Neulich habe ich in den uferlosen Weiten meiner Bibliothek nach neuem Lesestoff gestöbert und bin auf ein Buch gestoßen, das ich mir vor einem Vierteljahrhundert angeschafft habe: „Un-Heil über Deutschland – Fremdenhass und Neofaschismus nach der Wiedervereinigung“. Ein STERN-Buch mit Beiträgen diverser Autoren. Nach der Lektüre ist mir klar geworden, dass sich eigentlich seit meiner Zeit als Student nix geändert hat. Gar nix.

Die Ausgangslage
1992 wurden 17 Menschen von Rechtsextremisten ermordet. Es gab hunderte Verletzte, 701 Brand- und Sprengstoffanschläge auf Asylantenheime und Häuser von Migranten. Im Vergleich zum Vorjahr stieg die Zahl rechter Gewalttaten um 54 Prozent. Jeder kennt noch die Namen der Orte: Rostock-Lichtenhagen, Mölln, Hoyerswerda, Hünxe. Westdeutschland, Ostdeutschland. Überall lodert der rechtsradikale Hass.
„Bonn war nicht Weimar, aber die ehemalige DDR ist dabei, es zu werden, mit allen Voraussetzungen, die dazu gehören: Zusammenbruch der gesellschaftlichen Strukturen, soziale Deklassierung von Millionen, Gefühl der Erniedrigung, Verlust der Identität, desolate Zukunftsaussichten. (…) Der Hass sucht sein Ventil und findet es beim Asylantenproblem.“ (S.10)

Politische Folgen
Die Politik reagiert. Nicht mit der Bekämpfung rechtsradikaler Ideen und Organisationen, sondern mit Verständnis für den besorgten Bürger.
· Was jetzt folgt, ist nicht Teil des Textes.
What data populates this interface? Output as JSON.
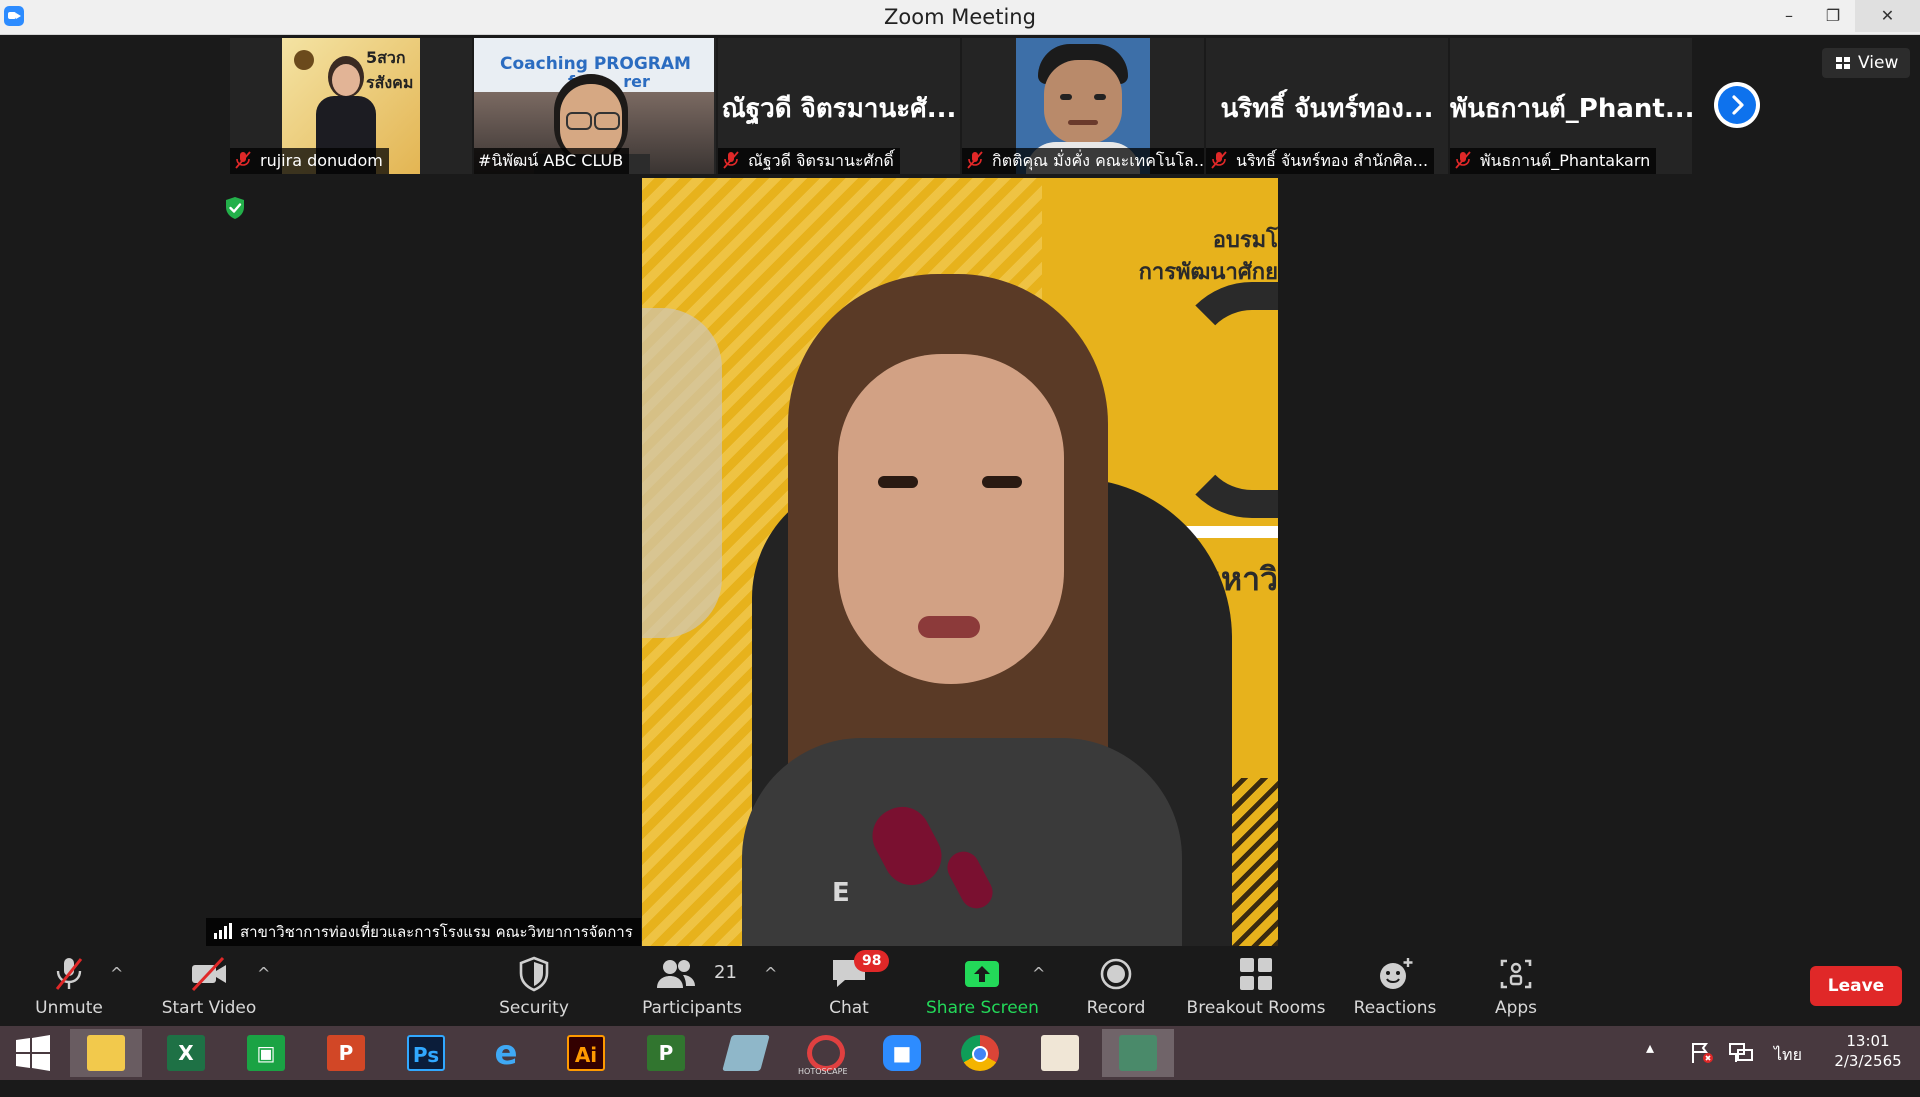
{
  "window": {
    "title": "Zoom Meeting",
    "minimize": "–",
    "restore": "❐",
    "close": "✕"
  },
  "view_button": {
    "label": "View"
  },
  "participants_strip": [
    {
      "caption": "rujira donudom",
      "muted": true,
      "kind": "video",
      "poster_text": "5สวกรสังคม"
    },
    {
      "caption": "#นิพัฒน์ ABC CLUB",
      "muted": false,
      "kind": "video",
      "banner_text": "Coaching PROGRAM",
      "banner_text2": "for ... rer"
    },
    {
      "caption": "ณัฐวดี จิตรมานะศักดิ์",
      "muted": true,
      "kind": "name",
      "display_name": "ณัฐวดี จิตรมานะศั..."
    },
    {
      "caption": "กิตติคุณ มั่งคั่ง คณะเทคโนโล...",
      "muted": true,
      "kind": "avatar"
    },
    {
      "caption": "นริทธิ์ จันทร์ทอง สำนักศิล...",
      "muted": true,
      "kind": "name",
      "display_name": "นริทธิ์ จันทร์ทอง..."
    },
    {
      "caption": "พันธกานต์_Phantakarn",
      "muted": true,
      "kind": "name",
      "display_name": "พันธกานต์_Phant..."
    }
  ],
  "main_video": {
    "background_text_1": "อบรมโ",
    "background_text_2": "การพัฒนาศักย",
    "background_text_3": "มหาวิ",
    "shirt_text": "E"
  },
  "speaker_label": "สาขาวิชาการท่องเที่ยวและการโรงแรม คณะวิทยาการจัดการ",
  "toolbar": {
    "unmute": "Unmute",
    "start_video": "Start Video",
    "security": "Security",
    "participants": "Participants",
    "participants_count": "21",
    "chat": "Chat",
    "chat_badge": "98",
    "share_screen": "Share Screen",
    "record": "Record",
    "breakout_rooms": "Breakout Rooms",
    "reactions": "Reactions",
    "apps": "Apps",
    "leave": "Leave",
    "caret": "^"
  },
  "taskbar": {
    "apps": [
      "windows-start",
      "file-explorer",
      "excel",
      "publisher-green",
      "powerpoint",
      "photoshop",
      "internet-explorer",
      "illustrator",
      "project",
      "pen-app",
      "photoscape",
      "zoom",
      "chrome",
      "paint",
      "screen-app"
    ],
    "ps_label": "Ps",
    "ai_label": "Ai",
    "photoscape_label": "HOTOSCAPE",
    "language": "ไทย",
    "time": "13:01",
    "date": "2/3/2565",
    "tray_up": "▴"
  },
  "colors": {
    "zoom_blue": "#0e72ed",
    "leave_red": "#e02828",
    "share_green": "#23d959",
    "video_yellow": "#e7b21c",
    "taskbar": "#48393f"
  }
}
Schließlich lenkt der Hass die Menschen von den eigentlichen Ursachen für Massenarbeitslosigkeit und Zukunftsangst ab. „Es ist billig und bequem, einen Zusammenhang herzustellen zwischen dem neonazistischen Terror und dem Asylantenproblem. So wie es nach dem letzten Krieg populär war, einen Zusammenhang herzustellen zwischen Versailles und Auschwitz.“ (S. 9)
Ende 1992 wird das Asylrecht drastisch eingeschränkt. „Was war geschehen? 438.191 Flüchtlinge haben 1992 in Deutschland Asyl beantragt. Ein Grund, dass in einem der reichsten Länder der Welt Hysterie ausbricht? Dass Politiker aller Parteien monatelang kaum noch ein anderes Thema kennen als die ‚Asylantenflut‘ und den ‚Asylmissbrauch‘?“ (S. 200)
Die Grenzen werden dichtgemacht. „An der deutschen Ostgrenze drohen Zustände wie an jener berüchtigten Grenze zwischen reicher und armer Welt: zwischen den USA und Mexiko.“ (S. 208)
Schließlich könnten die wütenden Wähler zu den rechten Parteien überlaufen. „Der SPD-Politiker Gerhard Schröder beschreibt den Mechanismus für seine Partei so: ‚An den Stammtischen rumort es, und die oberste Heeresleitung will das Thema wegbekommen. Von daher gibt es da einen Zusammenhang.‘ Allerdings haben die Politiker durch ihre jahrelange Asyl-Rhetorik den Ausländerhass selbst geschürt.“ (S. 210)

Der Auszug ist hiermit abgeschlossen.